Website: My apologies for scrutinizing your style, Googlebot, but I noticed your Accept-Encoding headers say:

Can you explain these headers to me?

Googlebot: Sure. All major search engines and web browsers support gzip compression for content to save bandwidth. Other entries that you might see here include "x-gzip" (the same as "gzip"), "deflate" (which we also support), and "identity" (none).

Website: Can you talk more about file compression and "Accept-Encoding: gzip,deflate"? Many of my URLs consist of big Flash files and stunning images, not just HTML. Would it help you to crawl faster if I compressed my larger files?

Googlebot: There's not a simple answer to this question. First of all, many file formats, such as swf (Flash), jpg, png, gif, and pdf are already compressed (there are also specialized Flash optimizers).

Website: Perhaps I've been compressing my Flash files and I didn't even know? I'm obviously very efficient.

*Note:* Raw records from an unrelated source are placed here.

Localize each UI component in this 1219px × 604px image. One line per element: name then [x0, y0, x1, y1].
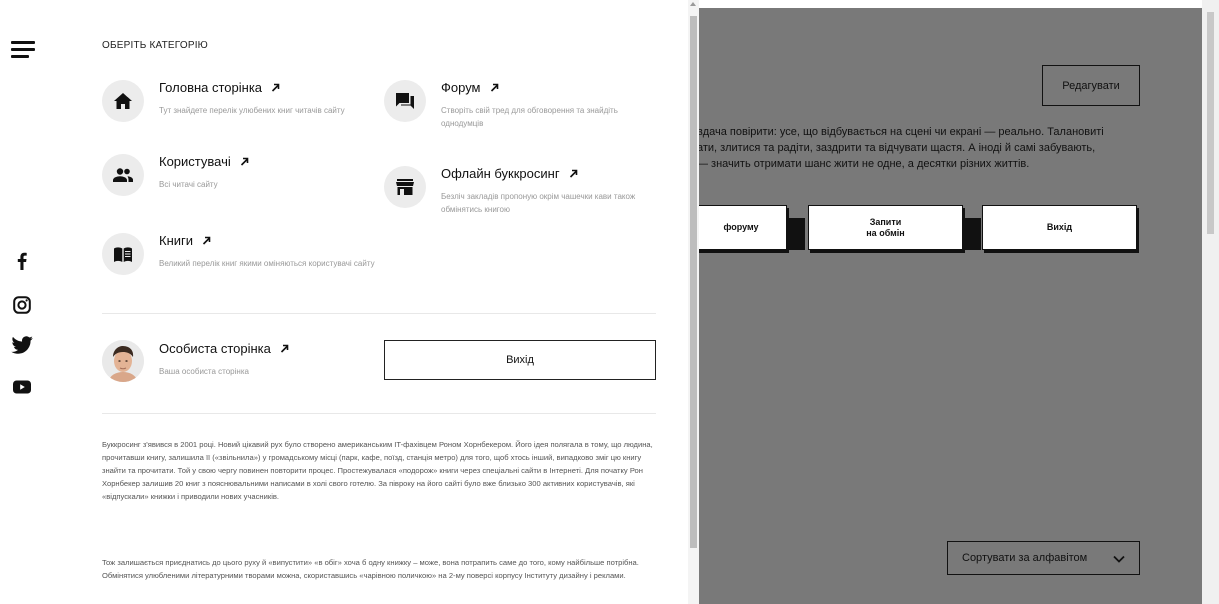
tab-connector — [963, 218, 981, 250]
scrollbar-thumb[interactable] — [1207, 12, 1214, 234]
left-rail — [0, 0, 48, 604]
scrollbar-thumb[interactable] — [690, 16, 697, 548]
menu-icon[interactable] — [11, 40, 37, 60]
category-desc: Тут знайдете перелік улюбених книг читач… — [159, 106, 345, 115]
category-menu: ОБЕРІТЬ КАТЕГОРІЮ Головна сторінка Тут з… — [48, 0, 686, 604]
chevron-down-icon — [1113, 554, 1125, 566]
arrow-up-right-icon — [202, 236, 211, 245]
category-title: Форум — [441, 80, 481, 95]
category-title: Користувачі — [159, 154, 231, 169]
profile-link[interactable]: Особиста сторінка Ваша особиста сторінка — [159, 341, 289, 378]
text-line: ати, злитися та радіти, заздрити та відч… — [699, 142, 1096, 154]
arrow-up-right-icon — [240, 157, 249, 166]
arrow-up-right-icon — [569, 169, 578, 178]
background-overlay[interactable]: Редагувати вдача повірити: усе, що відбу… — [699, 8, 1202, 604]
sort-label: Сортувати за алфавітом — [962, 552, 1088, 564]
edit-button[interactable]: Редагувати — [1042, 65, 1140, 106]
users-icon — [102, 154, 144, 196]
category-users[interactable]: Користувачі Всі читачі сайту — [102, 154, 249, 196]
twitter-icon[interactable] — [11, 334, 33, 356]
background-text: вдача повірити: усе, що відбувається на … — [699, 124, 1137, 172]
category-desc: Всі читачі сайту — [159, 180, 218, 189]
sort-dropdown[interactable]: Сортувати за алфавітом — [947, 541, 1140, 575]
tab-connector — [787, 218, 805, 250]
tab-logout[interactable]: Вихід — [982, 205, 1137, 250]
category-title: Офлайн буккросинг — [441, 166, 560, 181]
tab-label: Запити — [869, 216, 902, 227]
text-line: вдача повірити: усе, що відбувається на … — [699, 126, 1104, 138]
profile-desc: Ваша особиста сторінка — [159, 367, 249, 376]
page-top-strip — [699, 0, 1202, 8]
menu-heading: ОБЕРІТЬ КАТЕГОРІЮ — [102, 40, 208, 51]
category-books[interactable]: Книги Великий перелік книг якими оміняют… — [102, 233, 389, 275]
category-forum[interactable]: Форум Створіть свій тред для обговорення… — [384, 80, 651, 130]
menu-scrollbar[interactable] — [688, 0, 699, 604]
scroll-up-icon[interactable] — [690, 2, 696, 6]
arrow-up-right-icon — [490, 83, 499, 92]
divider — [102, 413, 656, 414]
tab-forum[interactable]: форуму — [699, 205, 787, 250]
youtube-icon[interactable] — [11, 376, 33, 398]
about-paragraph: Буккросинг з'явився в 2001 році. Новий ц… — [102, 440, 653, 501]
home-icon — [102, 80, 144, 122]
tab-label: на обмін — [866, 227, 905, 238]
arrow-up-right-icon — [271, 83, 280, 92]
about-paragraph: Тож залишається приєднатись до цього рух… — [102, 558, 639, 580]
text-line: — значить отримати шанс жити не одне, а … — [699, 158, 1030, 170]
logout-button[interactable]: Вихід — [384, 340, 656, 380]
category-home[interactable]: Головна сторінка Тут знайдете перелік ул… — [102, 80, 345, 122]
tab-label: Вихід — [1046, 222, 1073, 232]
facebook-icon[interactable] — [11, 250, 33, 272]
instagram-icon[interactable] — [11, 294, 33, 316]
tab-label: форуму — [723, 222, 759, 232]
page-scrollbar[interactable] — [1202, 0, 1219, 604]
arrow-up-right-icon — [280, 344, 289, 353]
category-title: Головна сторінка — [159, 80, 263, 95]
divider — [102, 313, 656, 314]
category-offline[interactable]: Офлайн буккросинг Безліч закладів пропон… — [384, 166, 656, 216]
category-desc: Безліч закладів пропоную окрім чашечки к… — [441, 192, 636, 214]
tab-exchange-requests[interactable]: Запити на обмін — [808, 205, 963, 250]
store-icon — [384, 166, 426, 208]
forum-icon — [384, 80, 426, 122]
book-icon — [102, 233, 144, 275]
category-desc: Великий перелік книг якими оміняються ко… — [159, 259, 375, 268]
category-desc: Створіть свій тред для обговорення та зн… — [441, 106, 618, 128]
category-title: Книги — [159, 233, 194, 248]
avatar[interactable] — [102, 340, 144, 382]
profile-title: Особиста сторінка — [159, 341, 271, 356]
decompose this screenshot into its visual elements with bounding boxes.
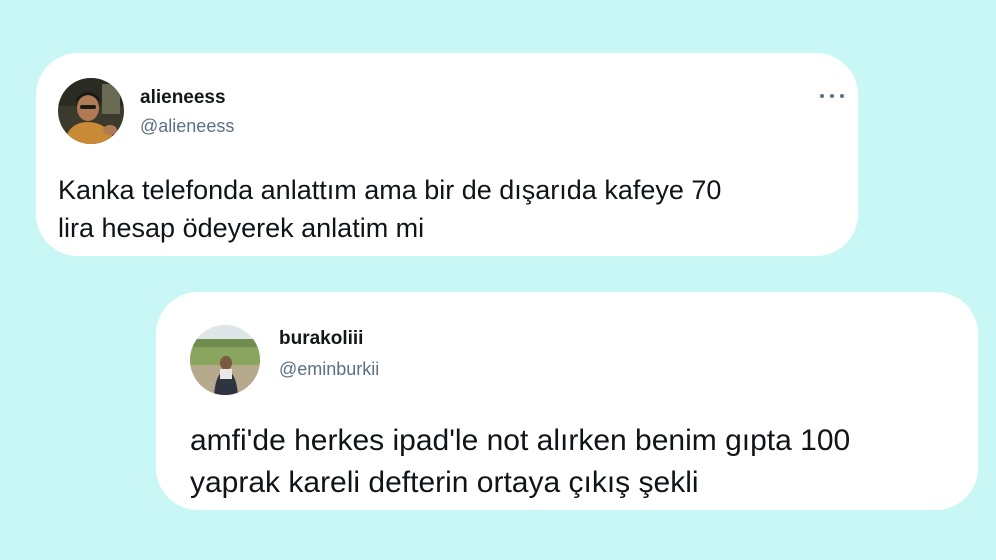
- user-handle[interactable]: @alieneess: [140, 116, 234, 137]
- tweet-card: burakoliii @eminburkii amfi'de herkes ip…: [156, 292, 978, 510]
- avatar[interactable]: [58, 78, 124, 144]
- display-name[interactable]: alieneess: [140, 87, 226, 109]
- display-name[interactable]: burakoliii: [279, 328, 363, 350]
- page-background: alieneess @alieneess Kanka telefonda anl…: [0, 0, 996, 560]
- avatar-photo: [58, 78, 124, 144]
- avatar-photo: [190, 325, 260, 395]
- tweet-text: Kanka telefonda anlattım ama bir de dışa…: [58, 175, 722, 243]
- user-handle[interactable]: @eminburkii: [279, 359, 379, 380]
- tweet-card: alieneess @alieneess Kanka telefonda anl…: [36, 53, 858, 256]
- avatar[interactable]: [190, 325, 260, 395]
- more-options-icon[interactable]: [820, 91, 844, 101]
- tweet-text: amfi'de herkes ipad'le not alırken benim…: [190, 424, 851, 499]
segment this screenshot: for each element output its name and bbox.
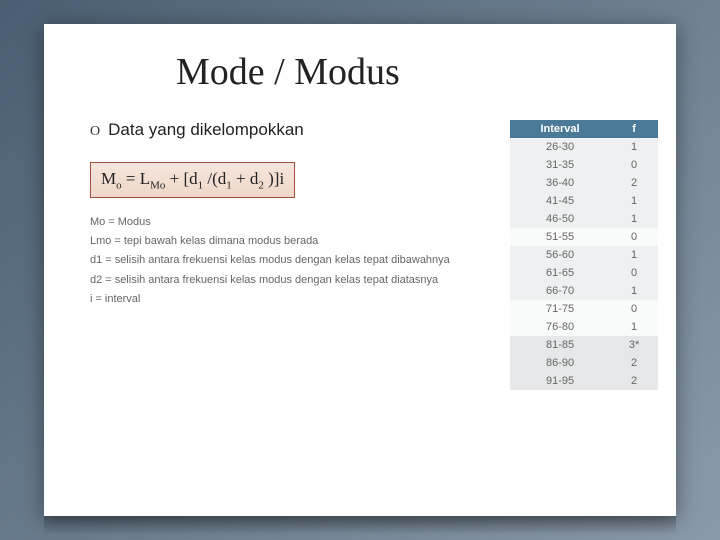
definition-desc: interval: [105, 293, 140, 305]
definition-row: d1=selisih antara frekuensi kelas modus …: [90, 252, 490, 269]
definition-desc: tepi bawah kelas dimana modus berada: [124, 235, 318, 247]
cell-f: 1: [610, 210, 658, 228]
cell-interval: 71-75: [510, 300, 610, 318]
cell-f: 1: [610, 138, 658, 156]
cell-interval: 26-30: [510, 138, 610, 156]
cell-f: 2: [610, 354, 658, 372]
definition-term: Lmo: [90, 235, 111, 247]
bullet-text: Data yang dikelompokkan: [108, 120, 304, 140]
table-row: 26-301: [510, 138, 658, 156]
bullet-marker: O: [90, 124, 100, 140]
formula-open: + [: [165, 169, 189, 188]
definition-eq: =: [92, 293, 104, 305]
cell-interval: 86-90: [510, 354, 610, 372]
cell-f: 1: [610, 282, 658, 300]
col-f: f: [610, 120, 658, 138]
table-row: 91-952: [510, 372, 658, 390]
slide: Mode / Modus O Data yang dikelompokkan M…: [44, 24, 676, 516]
table-row: 41-451: [510, 192, 658, 210]
table-row: 51-550: [510, 228, 658, 246]
formula-d1b: d: [218, 169, 227, 188]
definition-desc: selisih antara frekuensi kelas modus den…: [115, 274, 438, 286]
cell-f: 0: [610, 228, 658, 246]
cell-interval: 51-55: [510, 228, 610, 246]
cell-interval: 36-40: [510, 174, 610, 192]
definition-term: d2: [90, 274, 102, 286]
table-row: 56-601: [510, 246, 658, 264]
formula-slash: /(: [203, 169, 218, 188]
cell-interval: 41-45: [510, 192, 610, 210]
cell-f: 2: [610, 174, 658, 192]
formula-close: )]: [264, 169, 280, 188]
cell-interval: 81-85: [510, 336, 610, 354]
col-interval: Interval: [510, 120, 610, 138]
definition-term: d1: [90, 254, 102, 266]
cell-f: 1: [610, 246, 658, 264]
definition-desc: Modus: [118, 216, 151, 228]
definition-eq: =: [102, 274, 114, 286]
right-column: Interval f 26-30131-35036-40241-45146-50…: [510, 120, 658, 390]
formula-plus2: +: [232, 169, 250, 188]
table-header-row: Interval f: [510, 120, 658, 138]
formula-L: L: [140, 169, 150, 188]
table-row: 86-902: [510, 354, 658, 372]
cell-interval: 31-35: [510, 156, 610, 174]
cell-interval: 91-95: [510, 372, 610, 390]
formula-box: Mo = LMo + [d1 /(d1 + d2 )]i: [90, 162, 295, 198]
cell-f: 2: [610, 372, 658, 390]
table-row: 36-402: [510, 174, 658, 192]
slide-title: Mode / Modus: [176, 50, 658, 94]
formula-eq: =: [122, 169, 140, 188]
definition-row: Lmo=tepi bawah kelas dimana modus berada: [90, 233, 490, 250]
formula-mo: M: [101, 169, 116, 188]
table-row: 76-801: [510, 318, 658, 336]
definition-desc: selisih antara frekuensi kelas modus den…: [115, 254, 450, 266]
cell-interval: 46-50: [510, 210, 610, 228]
definition-row: Mo=Modus: [90, 214, 490, 231]
cell-interval: 56-60: [510, 246, 610, 264]
formula-d1: d: [189, 169, 198, 188]
cell-f: 0: [610, 156, 658, 174]
table-row: 66-701: [510, 282, 658, 300]
definition-row: d2=selisih antara frekuensi kelas modus …: [90, 272, 490, 289]
frequency-table: Interval f 26-30131-35036-40241-45146-50…: [510, 120, 658, 390]
content-row: O Data yang dikelompokkan Mo = LMo + [d1…: [84, 120, 658, 390]
cell-interval: 61-65: [510, 264, 610, 282]
cell-f: 1: [610, 192, 658, 210]
table-row: 61-650: [510, 264, 658, 282]
cell-f: 1: [610, 318, 658, 336]
cell-f: 0: [610, 300, 658, 318]
definition-eq: =: [105, 216, 117, 228]
cell-interval: 66-70: [510, 282, 610, 300]
definition-eq: =: [111, 235, 123, 247]
bullet-item: O Data yang dikelompokkan: [90, 120, 490, 140]
formula-i: i: [279, 169, 284, 188]
cell-f: 3*: [610, 336, 658, 354]
table-row: 81-853*: [510, 336, 658, 354]
table-row: 71-750: [510, 300, 658, 318]
definitions-block: Mo=ModusLmo=tepi bawah kelas dimana modu…: [90, 214, 490, 307]
definition-row: i=interval: [90, 291, 490, 308]
table-row: 46-501: [510, 210, 658, 228]
table-row: 31-350: [510, 156, 658, 174]
definition-eq: =: [102, 254, 114, 266]
left-column: O Data yang dikelompokkan Mo = LMo + [d1…: [84, 120, 490, 390]
cell-interval: 76-80: [510, 318, 610, 336]
formula-L-sub: Mo: [150, 179, 165, 191]
cell-f: 0: [610, 264, 658, 282]
definition-term: Mo: [90, 216, 105, 228]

Googlebot: Both Apache and IIS have options to enable gzip and deflate compression, though there's a CPU cost involved for the bandwidth saved. Typically, it's only enabled for easily compressible text HTML/CSS/PHP content. And it only gets used if the user's browser or I (a search engine crawler) allow it. Personally, I prefer "gzip" over "deflate". Gzip is a slightly more robust encoding — there is consistently a checksum and a full header, giving me less guess-work than with deflate. Otherwise they're very similar compression algorithms.